The gameplay has aged like wine in this retro re-release, but the title character has aged like milk

Game Title: Nuke Nukem 3D: Megaton Edition

Publisher: Devolver Digital

Reviewed On: Playstation 3

Available on: Playstation 3,PC,Playstation Vita

Wed, Jan 14, 2015, 17:35


Playing a Duke Nukem game now is like meeting a long-lost, beloved uncle who you’d forgotten was horribly racist. It’s still fun and nostalgic, but that joy is sometimes diluted by the dated and offensive content.

Duke is supposed to be a smart-alec tough guy; Arnold Schwarzenegger meets Ash from the Evil Dead films (even robbing some catchphrases from the latter). But when he throws money at women and says “shake it, baby”, the main feeling he evokes is embarrassment. The sexism graduates to skin-crawling when you meet women who are imprisoned by aliens and you have the option to (quoting the instructions) “put them out of their misery”.

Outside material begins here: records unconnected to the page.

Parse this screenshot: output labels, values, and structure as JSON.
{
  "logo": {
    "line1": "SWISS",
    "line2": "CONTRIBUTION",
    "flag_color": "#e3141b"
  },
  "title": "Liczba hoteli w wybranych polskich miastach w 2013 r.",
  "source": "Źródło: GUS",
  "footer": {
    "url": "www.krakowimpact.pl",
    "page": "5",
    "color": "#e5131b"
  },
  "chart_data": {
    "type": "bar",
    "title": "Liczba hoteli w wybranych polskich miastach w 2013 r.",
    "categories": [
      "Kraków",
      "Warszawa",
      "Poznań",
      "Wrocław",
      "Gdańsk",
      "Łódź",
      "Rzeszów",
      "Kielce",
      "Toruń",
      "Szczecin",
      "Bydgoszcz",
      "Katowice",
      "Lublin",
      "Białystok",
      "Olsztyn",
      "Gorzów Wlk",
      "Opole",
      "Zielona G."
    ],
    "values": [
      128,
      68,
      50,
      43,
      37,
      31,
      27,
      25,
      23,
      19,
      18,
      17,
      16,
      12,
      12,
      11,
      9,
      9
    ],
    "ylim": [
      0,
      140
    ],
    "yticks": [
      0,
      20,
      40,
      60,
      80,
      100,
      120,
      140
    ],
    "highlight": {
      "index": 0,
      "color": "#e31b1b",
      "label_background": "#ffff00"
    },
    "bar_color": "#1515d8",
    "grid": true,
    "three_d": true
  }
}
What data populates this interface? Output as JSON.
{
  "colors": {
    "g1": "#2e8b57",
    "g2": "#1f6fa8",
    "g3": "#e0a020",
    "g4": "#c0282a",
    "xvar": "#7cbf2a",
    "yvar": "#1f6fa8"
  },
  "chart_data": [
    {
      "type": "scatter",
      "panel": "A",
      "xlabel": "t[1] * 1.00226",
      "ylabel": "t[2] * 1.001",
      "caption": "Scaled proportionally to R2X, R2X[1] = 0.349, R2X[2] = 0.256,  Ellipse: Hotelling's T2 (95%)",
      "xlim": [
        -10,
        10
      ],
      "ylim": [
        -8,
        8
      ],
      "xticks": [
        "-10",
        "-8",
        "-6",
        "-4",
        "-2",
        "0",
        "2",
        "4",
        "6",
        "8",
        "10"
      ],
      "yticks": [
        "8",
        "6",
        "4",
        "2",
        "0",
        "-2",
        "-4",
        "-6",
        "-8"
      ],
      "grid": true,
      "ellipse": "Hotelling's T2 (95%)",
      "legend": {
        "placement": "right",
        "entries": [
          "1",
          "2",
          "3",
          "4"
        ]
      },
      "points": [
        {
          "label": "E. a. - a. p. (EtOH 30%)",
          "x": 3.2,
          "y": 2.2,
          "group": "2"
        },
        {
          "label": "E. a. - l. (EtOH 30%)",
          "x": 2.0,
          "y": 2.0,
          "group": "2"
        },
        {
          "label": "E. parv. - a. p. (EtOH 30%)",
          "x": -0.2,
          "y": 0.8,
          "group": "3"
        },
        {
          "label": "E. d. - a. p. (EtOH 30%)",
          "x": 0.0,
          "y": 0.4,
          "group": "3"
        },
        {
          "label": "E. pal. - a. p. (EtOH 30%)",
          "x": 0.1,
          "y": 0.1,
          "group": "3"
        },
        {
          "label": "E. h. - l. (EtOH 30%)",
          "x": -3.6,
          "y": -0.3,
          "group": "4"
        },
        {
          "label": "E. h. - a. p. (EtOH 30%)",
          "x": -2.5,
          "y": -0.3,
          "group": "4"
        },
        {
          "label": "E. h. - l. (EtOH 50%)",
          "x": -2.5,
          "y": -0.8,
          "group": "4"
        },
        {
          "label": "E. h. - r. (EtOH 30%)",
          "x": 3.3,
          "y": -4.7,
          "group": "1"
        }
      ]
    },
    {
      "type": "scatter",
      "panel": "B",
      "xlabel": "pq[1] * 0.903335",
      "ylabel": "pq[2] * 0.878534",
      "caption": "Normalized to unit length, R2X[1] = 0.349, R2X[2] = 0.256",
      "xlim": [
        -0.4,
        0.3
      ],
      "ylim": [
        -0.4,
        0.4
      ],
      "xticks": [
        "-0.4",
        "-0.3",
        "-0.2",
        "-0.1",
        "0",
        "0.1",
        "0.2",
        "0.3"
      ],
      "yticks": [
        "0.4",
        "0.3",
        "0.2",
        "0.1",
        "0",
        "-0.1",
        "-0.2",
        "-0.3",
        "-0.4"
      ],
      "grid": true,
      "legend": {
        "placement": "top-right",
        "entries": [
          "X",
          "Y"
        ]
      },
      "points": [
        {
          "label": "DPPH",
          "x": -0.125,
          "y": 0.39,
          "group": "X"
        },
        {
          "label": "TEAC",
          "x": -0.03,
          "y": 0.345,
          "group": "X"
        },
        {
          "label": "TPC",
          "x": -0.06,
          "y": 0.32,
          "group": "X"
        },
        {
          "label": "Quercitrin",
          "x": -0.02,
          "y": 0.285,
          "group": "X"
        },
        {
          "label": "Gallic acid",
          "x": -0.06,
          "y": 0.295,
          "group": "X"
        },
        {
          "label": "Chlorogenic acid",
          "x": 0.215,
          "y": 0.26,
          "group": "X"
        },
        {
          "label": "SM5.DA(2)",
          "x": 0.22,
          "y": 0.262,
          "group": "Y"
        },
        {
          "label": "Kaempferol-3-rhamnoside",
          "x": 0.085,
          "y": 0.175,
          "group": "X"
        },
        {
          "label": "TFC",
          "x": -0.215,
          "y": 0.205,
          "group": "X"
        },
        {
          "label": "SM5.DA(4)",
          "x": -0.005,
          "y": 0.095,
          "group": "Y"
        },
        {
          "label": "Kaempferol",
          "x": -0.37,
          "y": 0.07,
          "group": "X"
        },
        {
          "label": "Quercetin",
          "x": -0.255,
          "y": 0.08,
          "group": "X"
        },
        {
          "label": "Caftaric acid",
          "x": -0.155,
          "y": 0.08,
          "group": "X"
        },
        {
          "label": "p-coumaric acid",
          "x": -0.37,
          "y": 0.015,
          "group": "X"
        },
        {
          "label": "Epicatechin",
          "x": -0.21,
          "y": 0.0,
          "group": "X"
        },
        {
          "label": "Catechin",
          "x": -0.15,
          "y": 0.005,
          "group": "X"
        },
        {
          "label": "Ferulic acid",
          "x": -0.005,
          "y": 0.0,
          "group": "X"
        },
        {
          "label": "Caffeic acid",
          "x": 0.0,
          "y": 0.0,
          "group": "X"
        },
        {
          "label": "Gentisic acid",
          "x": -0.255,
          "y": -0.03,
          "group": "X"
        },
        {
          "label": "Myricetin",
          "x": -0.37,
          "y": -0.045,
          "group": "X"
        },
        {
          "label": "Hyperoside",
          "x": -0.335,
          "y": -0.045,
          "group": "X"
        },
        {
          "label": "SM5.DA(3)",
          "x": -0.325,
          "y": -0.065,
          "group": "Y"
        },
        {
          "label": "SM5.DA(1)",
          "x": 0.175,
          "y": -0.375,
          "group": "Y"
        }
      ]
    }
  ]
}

Still, for all its clumsy attempts at edge and irreverence, Duke Nukem 3D is hugely influential. The franchise helped create the open world, first-person shooter as we know it, and its DNA can still be seen in splendid recent games such as Far Cry 4 and Borderlands: The Pre-Sequel.

The gameplay has been tweaked only slightly for this re-release, and it still plays surprisingly well. It glides smoothly and impressively through the various levels (from a beach to the distastefully named “Hollywood Holocaust”); there’s a fine variety of weapons; and the targeting, hiding and firing are well-executed. Your trigger fingers will get occasional breaks as you explore and attempt to solve puzzles.

This re-release doesn’t have a graphics update, so it’s as blocky as you remember (if not more so). There is imagination among the pixels though, in the alien enemy design and some of the locations.

Duke Nukem 3D is a page from gaming history, and it reminds us of what we’ve lost since its heyday. There’s limited ammunition and its health regeneration is much harsher than in modern games. While in the likes of Call of Duty, you can wait out the danger and slowly heal yourself, in this game you only heal when you find health packs. Such limitations completely change how you play the game, and for the most part this is a challenging, intense experience.